Does video of police tell the whole truth?

By Ray Sanchez and Pete Burn, CNN Updated Monday, January 12, 2015

Seeing is believing. So video of almost anything should make everything much clearer, right?

Not always. And it's an issue that's been in the news with the video of the struggle between New York City police officers and Eric Garner. Garner's death was ruled a homicide. Still, a grand jury did not return an indictment in that case.

In the age of smartphones, dashboard cameras and surveillance video, that video is one among many.

See if you can figure out what happened to the police officers involved in these videotaped encounters with the public.

James Boyd

Albuquerque police shot a homeless man and killed him. The shooting was caught on police video -- it was one in a long line of police killings that had the city's Police Department on the verge of federal oversight. James Boyd, a mentally disturbed man, was camping out in the foothills above Albuquerque, New Mexico, one night because city homeless shelters had closed, according to his friends. He was holding two small camping knives. An autopsy found that Boyd, 38, was shot in the back, and the death was ruled a homicide.

What happened next?

Albuquerque, New Mexico, police officers Keith Sandy and Dominique Perez will face first-degree murder charges in the Boyd shooting, a prosecutor announced in January. Boyd's death and several other shootings were cited in a 2014 Justice Department report that found the Albuquerque Police Department "has engaged in a pattern or practice of excessive force, including deadly force."

Colin Fitch

A sheriff's deputy argued with Colin Fitch, who didn't want his car searched in upstate New York, according to Fitch's lawyer, Terence Kindlon. A video taken by a witness shows the deputy cursing at the man, who repeatedly told the officer there was no reason for a search. "I wasn't in my car when all this was happening," the man said. "Let me see your f***ing keys," the deputy fired back. The deputy approached the man. "You want to f***ing resist?" he said.

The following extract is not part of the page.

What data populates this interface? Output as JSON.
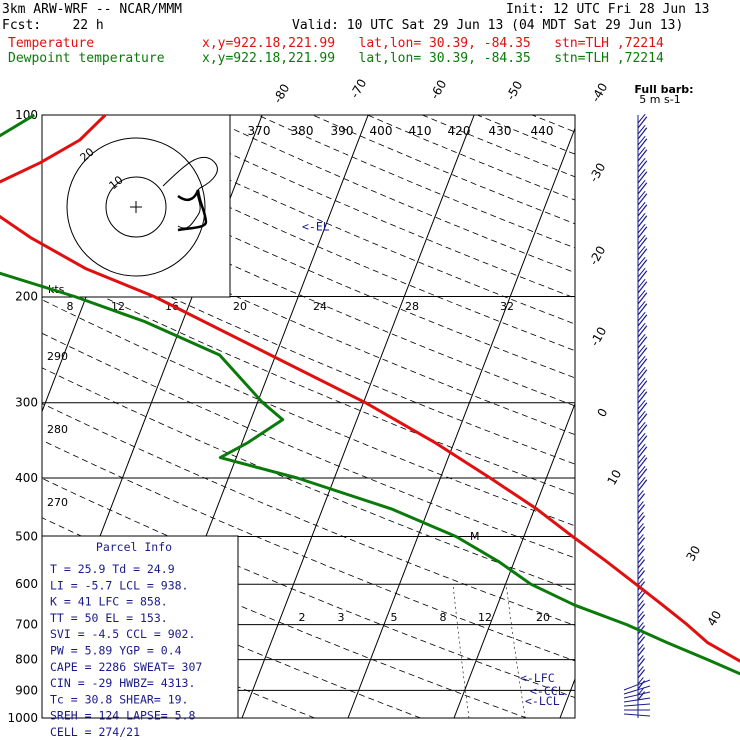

"I'm not resisting," the man said. Then, there was the sound of an apparent slap.

What happened next?

Officer Shawn Glans, who has resigned, pleaded not guilty to charges of official misconduct and second-degree harassment. He was released on his own recognizance.

Jamal Jones

Officers smashed a car window in Hammond, Indiana, used a stun gun and arrested a passenger during a traffic stop, and the incident was videotaped by a boy sitting in the rear of the car. Jamal Jones and his partner, Lisa Mahone, said police pulled them over because they were not wearing seat belts. Police said Jones refused to identify himself and repeatedly ignored requests to step out of the car. Officers feared he had a weapon.

What happened next?

The family sued the city and police for excessive force, but police and local officials stood by the officers.

Levar Jones

A man reached into his vehicle after a South Carolina Highway Patrol officer asked for his driver's license. Seconds later, the trooper shot him. The wounded man demanded to know why. Dash camera video of the incident shows Officer Sean Groubert shooting Levar Jones, who was unarmed, at a gas station just outside Columbia. Jones, 35, survived the shooting.

What happened next?

Groubert was fired and charged with aggravated assault and battery, a felony that could get him up to 20 years in prison if convicted, according to the South Carolina Law Enforcement Division. Groubert is free on bond; the case is pending.

Tamir Rice

Police officers responded to a 911 call about someone brandishing a weapon in a Cleveland park. Video shows Officer Timothy Loehmann fatally shooting 12-year-old Tamir Rice immediately after arriving on the scene and exiting his cruiser. Rice was carrying what turned out to be a toy gun. The police dispatcher who answered the 911 call did not tell the officers that the caller had said the gun seemed fake. Rice's death was ruled a homicide.

What happened next?

Rice's death is under investigation. Meanwhile, a separate Justice Department investigation of the Cleveland Police Department has found a "pattern ... of unreasonable and unnecessary use of force."

Devin Ford

Buffalo police Officer Corey Krug was caught on camera by a photographer for CNN affiliate WKBW striking Devin Ford with his baton. The video shows Krug confronting Ford on a street early Thanksgiving morning. Krug was responding to a report of a fight, though Ford's lawyer, Christopher Pannozzo, said his client was not involved in a fight. The officer pushed Ford to the ground and hit him with his baton at least two times before ordering him to walk away.

What happened next?

The Buffalo Police Department is investigating the incident, and Krug was suspended without pay, the station reported. The police union declined to comment, and Krug could not be reached. Calls to the Police Department seeking comment were not returned. Ford is planning to file a civil rights lawsuit against Krug and the city of Buffalo, Pannozzo said.